GOP sees advantage in offshore oil drilling

Republicans pack the House with tourists to make their case as polls show it could work.

The lights are dim, the mikes are off, and the television cameras dark in the US House of Representatives. But minority Republicans – sensing traction with voters on the issue of offshore drilling – aren't giving up the floor.

Nearly 90 GOP lawmakers, about 40 percent of the Republican caucus, have come back to Washington since the House voted to adjourn on Aug. 1 to protest Speaker Nancy Pelosi's refusal to allow a vote to lift a moratorium on offshore drilling.

"The American people deserve more access to American oil, and Congress should be in session until we vote," said Rep. Mike Pence (R) of Indiana, speaking to a chamber half-filled with tourists, escorted by GOP lawmakers to break off their tours of the Capitol and take a seat on the floor. He urged the tourists, many of whom seemed astonished to find themselves on the floor of the US House of Representatives, to "call to a Democratic member of Congress from your state" to demand a vote.

"We were lucky to be here," says Anjali Srivastava, exiting the floor of the House with a tour group from Lansing, Mich. The members of Congress talked about "energy and terrorism," she said.

While tourist power may not be enough to move to a vote, Republican lawmakers say that voter power is — and that polls show that public opinion has shifted decisively their way.

"The public has clearly changed its mind about drilling," says Peter Brown, assistant director at Quinnipiac's Polling Institute, citing a recent poll.

A majority used to think it was not worth any potential environmental risks. The opinion seems to have changed that the nation needs to do everything, including drilling, he added.

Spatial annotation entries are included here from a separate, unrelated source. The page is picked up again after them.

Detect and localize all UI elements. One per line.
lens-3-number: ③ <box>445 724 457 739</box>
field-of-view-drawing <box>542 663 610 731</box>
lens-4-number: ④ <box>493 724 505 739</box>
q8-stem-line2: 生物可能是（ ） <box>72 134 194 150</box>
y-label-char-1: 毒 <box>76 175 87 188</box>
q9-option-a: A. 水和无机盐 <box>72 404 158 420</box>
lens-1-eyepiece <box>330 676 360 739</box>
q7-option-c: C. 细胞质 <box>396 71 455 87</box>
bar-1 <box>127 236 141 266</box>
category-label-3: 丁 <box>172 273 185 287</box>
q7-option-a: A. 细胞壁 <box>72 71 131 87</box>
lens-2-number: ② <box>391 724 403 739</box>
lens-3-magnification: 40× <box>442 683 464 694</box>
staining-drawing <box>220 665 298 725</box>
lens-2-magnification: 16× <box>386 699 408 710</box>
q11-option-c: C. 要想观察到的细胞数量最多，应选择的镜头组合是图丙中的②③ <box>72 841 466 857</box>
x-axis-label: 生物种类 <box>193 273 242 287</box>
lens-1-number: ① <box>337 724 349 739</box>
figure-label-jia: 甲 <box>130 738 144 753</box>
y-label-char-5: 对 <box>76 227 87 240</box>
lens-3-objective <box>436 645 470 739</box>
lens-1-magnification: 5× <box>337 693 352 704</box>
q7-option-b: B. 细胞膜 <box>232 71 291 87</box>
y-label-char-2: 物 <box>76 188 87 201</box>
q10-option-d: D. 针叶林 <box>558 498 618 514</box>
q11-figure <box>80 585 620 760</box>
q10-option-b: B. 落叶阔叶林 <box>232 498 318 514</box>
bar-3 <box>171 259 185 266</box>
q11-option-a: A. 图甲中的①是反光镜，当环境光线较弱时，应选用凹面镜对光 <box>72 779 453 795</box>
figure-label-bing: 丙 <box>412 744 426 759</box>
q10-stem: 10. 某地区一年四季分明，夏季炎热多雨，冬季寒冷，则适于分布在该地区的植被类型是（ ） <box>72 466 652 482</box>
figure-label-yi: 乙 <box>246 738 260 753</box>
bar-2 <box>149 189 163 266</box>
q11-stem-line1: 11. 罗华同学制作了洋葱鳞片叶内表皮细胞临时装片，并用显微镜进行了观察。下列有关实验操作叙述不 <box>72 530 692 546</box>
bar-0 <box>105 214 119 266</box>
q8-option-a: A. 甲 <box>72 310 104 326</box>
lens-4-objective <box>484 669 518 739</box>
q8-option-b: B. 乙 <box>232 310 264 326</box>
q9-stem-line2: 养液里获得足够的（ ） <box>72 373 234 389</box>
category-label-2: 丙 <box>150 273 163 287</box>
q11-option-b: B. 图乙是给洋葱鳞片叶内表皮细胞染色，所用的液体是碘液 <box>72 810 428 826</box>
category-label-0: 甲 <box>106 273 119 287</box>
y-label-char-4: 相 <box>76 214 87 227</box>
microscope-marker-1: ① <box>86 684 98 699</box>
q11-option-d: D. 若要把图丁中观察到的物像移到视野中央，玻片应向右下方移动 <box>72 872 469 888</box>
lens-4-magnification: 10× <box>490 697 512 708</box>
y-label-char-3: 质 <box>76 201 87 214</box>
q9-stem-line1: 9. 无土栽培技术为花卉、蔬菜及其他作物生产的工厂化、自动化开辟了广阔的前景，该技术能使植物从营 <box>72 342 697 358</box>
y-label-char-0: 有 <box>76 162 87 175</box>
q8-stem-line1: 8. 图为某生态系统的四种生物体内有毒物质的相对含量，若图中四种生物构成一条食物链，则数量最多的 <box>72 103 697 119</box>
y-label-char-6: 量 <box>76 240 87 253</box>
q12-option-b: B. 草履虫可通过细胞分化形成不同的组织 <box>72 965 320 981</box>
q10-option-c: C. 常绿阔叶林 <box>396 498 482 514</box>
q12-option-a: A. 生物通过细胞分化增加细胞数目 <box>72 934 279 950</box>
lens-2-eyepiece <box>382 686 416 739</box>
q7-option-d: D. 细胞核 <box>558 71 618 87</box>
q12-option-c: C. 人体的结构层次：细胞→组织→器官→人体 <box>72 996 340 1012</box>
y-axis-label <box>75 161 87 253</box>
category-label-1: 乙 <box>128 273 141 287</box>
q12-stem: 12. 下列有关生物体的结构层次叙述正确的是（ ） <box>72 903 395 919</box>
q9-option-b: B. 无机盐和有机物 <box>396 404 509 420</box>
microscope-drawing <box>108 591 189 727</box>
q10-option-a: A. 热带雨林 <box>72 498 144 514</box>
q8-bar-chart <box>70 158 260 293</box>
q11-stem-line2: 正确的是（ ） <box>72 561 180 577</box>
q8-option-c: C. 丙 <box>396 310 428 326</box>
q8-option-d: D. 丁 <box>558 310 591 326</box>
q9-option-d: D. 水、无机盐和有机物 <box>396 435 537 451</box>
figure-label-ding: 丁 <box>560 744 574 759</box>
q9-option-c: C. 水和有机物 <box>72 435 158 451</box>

"In a year when the playing field is stacked enormously in favor of the Democrats and Obama, this is an issue that seems to help Republicans and they're trying to make the most of it," he added. "Republicans are trying to keep the issue alive because it works for them, and the data suggests that the issue is working."

Last month, Sen. Barack Obama, the presumptive Democratic presidential nominee, said that he now favors offshore drilling as part of a comprehensive solution. On Monday night, Speaker Pelosi said in a television interview on CNN's Larry King Live that Republicans "have this thing that says drill offshore in the protected areas. We can do that. We can have a vote on that."

In response, environmental groups are stepping up grass-roots and advertising campaigns to derail moves to lift a congressional ban on offshore drilling when Congress returns in September. Recent full-page ads in The Washington Post by the Natural Resources Defense Council Action Fund urge supporters to "stop the giveaway of our coasts." With just 3 percent of the world's oil reserves, the US doesn't have enough oil to "drill our way to lower prices at the pump."

"There's clearly a lot at play right now, and it's hard to predict what votes we actually may see in the fall, but what we're focused on in August is having our folks in districts talking to their members of Congress about why drilling is not a useful enterprise," says David Willett, a spokesman for the Sierra Club.

When voters are given a choice of plans to lower energy costs, 83 percent of Americans opt to "end America's addiction to oil" and to invest in wind, solar, and the next generation of biofuel technology.

That's 20 percent more than support increased offshore drilling, Mr. Willett says, citing a poll released this week by the League of Conservation Voters, the Sierra Club, and the Natural Resources Defense Council Action Fund. The July 24-29 poll was conducted by Greenberg Quinlan Rosner Research.

"People are so scared right now that they're not really seeing a choice. They want to do anything that might have an impact on gas prices," says Tim Greeff, deputy legislative director of the League of Conservation Voters.

Meanwhile, bipartisan groups in both the House and Senate are moving forward on drafting legislative language for bills offering a comprehensive solution to high energy costs, including a partial lifting of a ban on offshore drilling.

The so-called Gang of 10 senators unveiled a plan on Aug. 1 to develop comprehensive energy legislation. At the heart of the plan is a $20 billion "Apollo Project-like effort" to transition 85 percent of America's new motor vehicles to non-petroleum-based fuels within 20 years.

The plan also proposes extending renewable energy, carbon mitigation, and energy conservation incentives through 2012, currently held hostage in a partisan stalemate over offshore drilling.

The most controversial element of the plan involves opening new areas for exploration and drilling in the Gulf of Mexico and off the coasts of Virginia, North and South Carolina, and Georgia. The plan retains an environmental buffer zone extending 50 miles offshore where new oil production will not be allowed and requires all new production to be used domestically.

"Congress needs to take immediate action. This is not a Democratic issue or a Republican issue, it is an issue that affects all of us," said the bipartisan coalition in a joint statement on Aug. 1. The group is led by Sens. Kent Conrad (D) of North Carolina and Saxby Chambliss (R) of Georgia.